Toros, ani ve kuvvetli yağışlar nedeniyle yeraltı sularının beslenemediğini, bunun da o bölgedeki su ihtiyacına olumsuz etki edeceğini kaydetti.
YANLIŞ SULAMA ÇORAKLAŞMAYI ARTIRIR
Yağış mevsimlerinin değişmesinin bitki örtüsü ve tarım üzerindeki etkilerine değinen Toros, şu bilgileri verdi: "İlkbaharda yağacak yağmur yazın yağarsa alışılagelmiş bitki örtüsünü ve tarımsal ürünleri etkiler.

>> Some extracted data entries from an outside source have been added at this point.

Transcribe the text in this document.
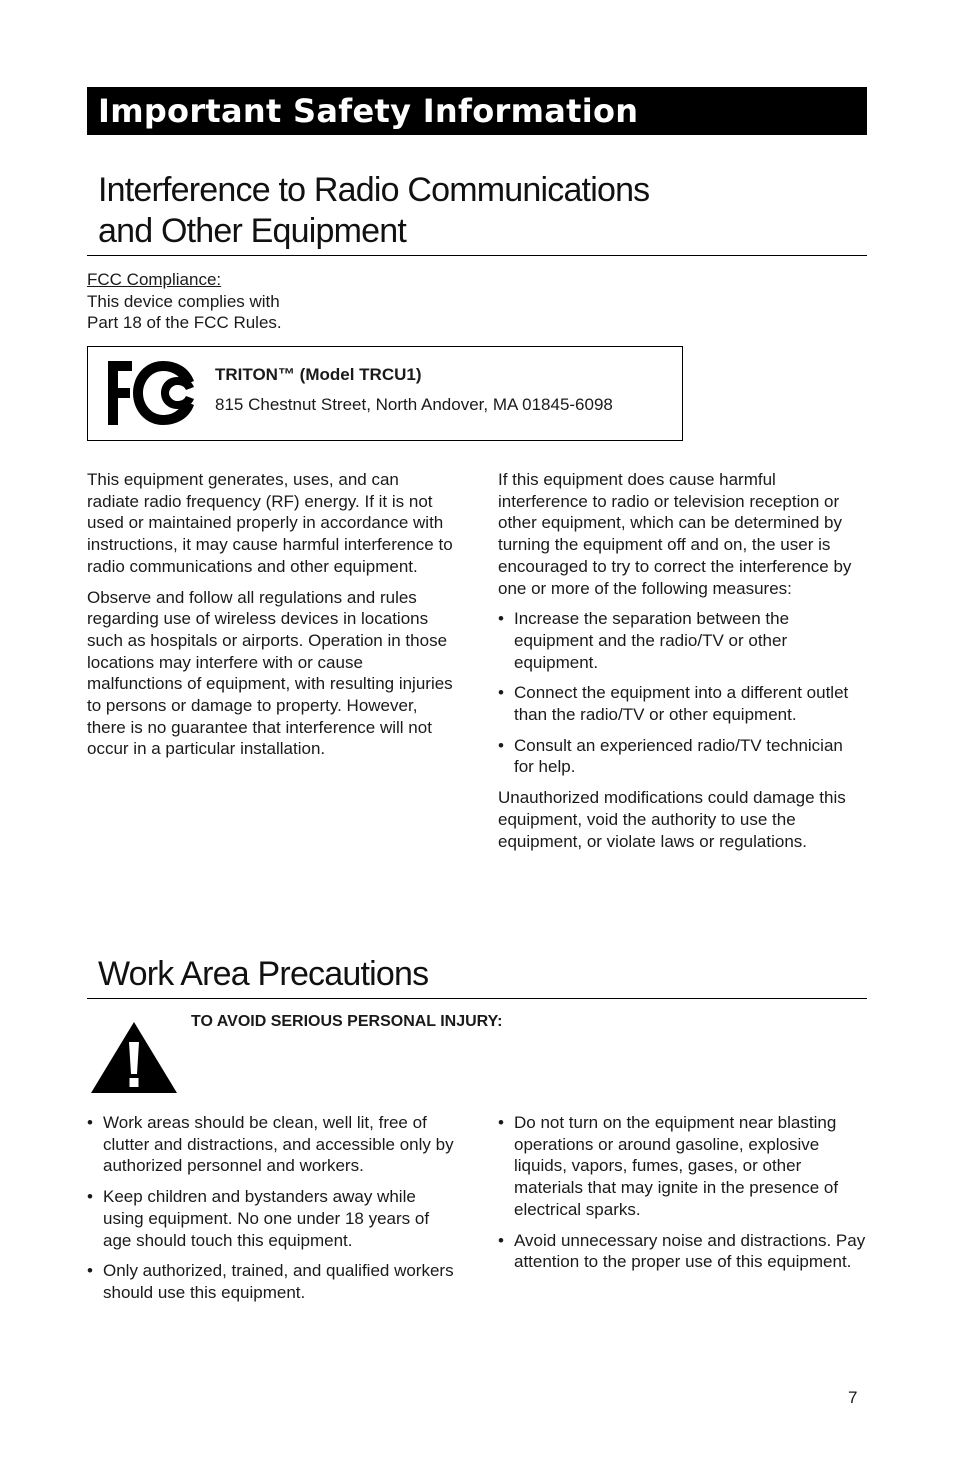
Important Safety Information
Interference to Radio Communications
and Other Equipment
FCC Compliance:
This device complies with
Part 18 of the FCC Rules.
TRITON™ (Model TRCU1)
815 Chestnut Street, North Andover, MA 01845-6098

This equipment generates, uses, and can radiate radio frequency (RF) energy. If it is not used or maintained properly in accordance with instructions, it may cause harmful interference to radio communications and other equipment.

Observe and follow all regulations and rules regarding use of wireless devices in locations such as hospitals or airports. Operation in those locations may interfere with or cause malfunctions of equipment, with resulting injuries to persons or damage to property. However, there is no guarantee that interference will not occur in a particular installation.

If this equipment does cause harmful interference to radio or television reception or other equipment, which can be determined by turning the equipment off and on, the user is encouraged to try to correct the interference by one or more of the following measures:

• Increase the separation between the equipment and the radio/TV or other equipment.
• Connect the equipment into a different outlet than the radio/TV or other equipment.
• Consult an experienced radio/TV technician for help.

Unauthorized modifications could damage this equipment, void the authority to use the equipment, or violate laws or regulations.

Work Area Precautions
TO AVOID SERIOUS PERSONAL INJURY:
• Work areas should be clean, well lit, free of clutter and distractions, and accessible only by authorized personnel and workers.
• Keep children and bystanders away while using equipment. No one under 18 years of age should touch this equipment.
• Only authorized, trained, and qualified workers should use this equipment.
• Do not turn on the equipment near blasting operations or around gasoline, explosive liquids, vapors, fumes, gases, or other materials that may ignite in the presence of electrical sparks.
• Avoid unnecessary noise and distractions. Pay attention to the proper use of this equipment.
7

Bir bölgede sıcaklık artıkça daha su ihtiyacı artar ve fazla su buharlaşması yaşanır. Bu da bitkileri etkileyecek, daha sonra toprağın çoraklaşmasına yol açabilecektir. Türkiye'yi tarım ülkesi olarak sayacak olursak buradaki sıcaklıktaki bir derece artış, su ihtiyacını artıracak. Fazla su vermek kaynaklarınızı azaltır. Bol suyunuz olsa bile ihtiyaç fazlası su vermek de buharlaşmayı artırır. Fazla su, sıcak ve rüzgarlı saatlerde sulama gibi yanlış uygulamalar tuzlanma, buharlaşma ve çoraklaşmayı artırarak toprağın verimliliğin azalmasına yol açar. Bitkiye suyu vereceğiniz saatler, miktarı, suyun bitkiye veriliş şekilleri de önemlidir. " (İSTANBUL)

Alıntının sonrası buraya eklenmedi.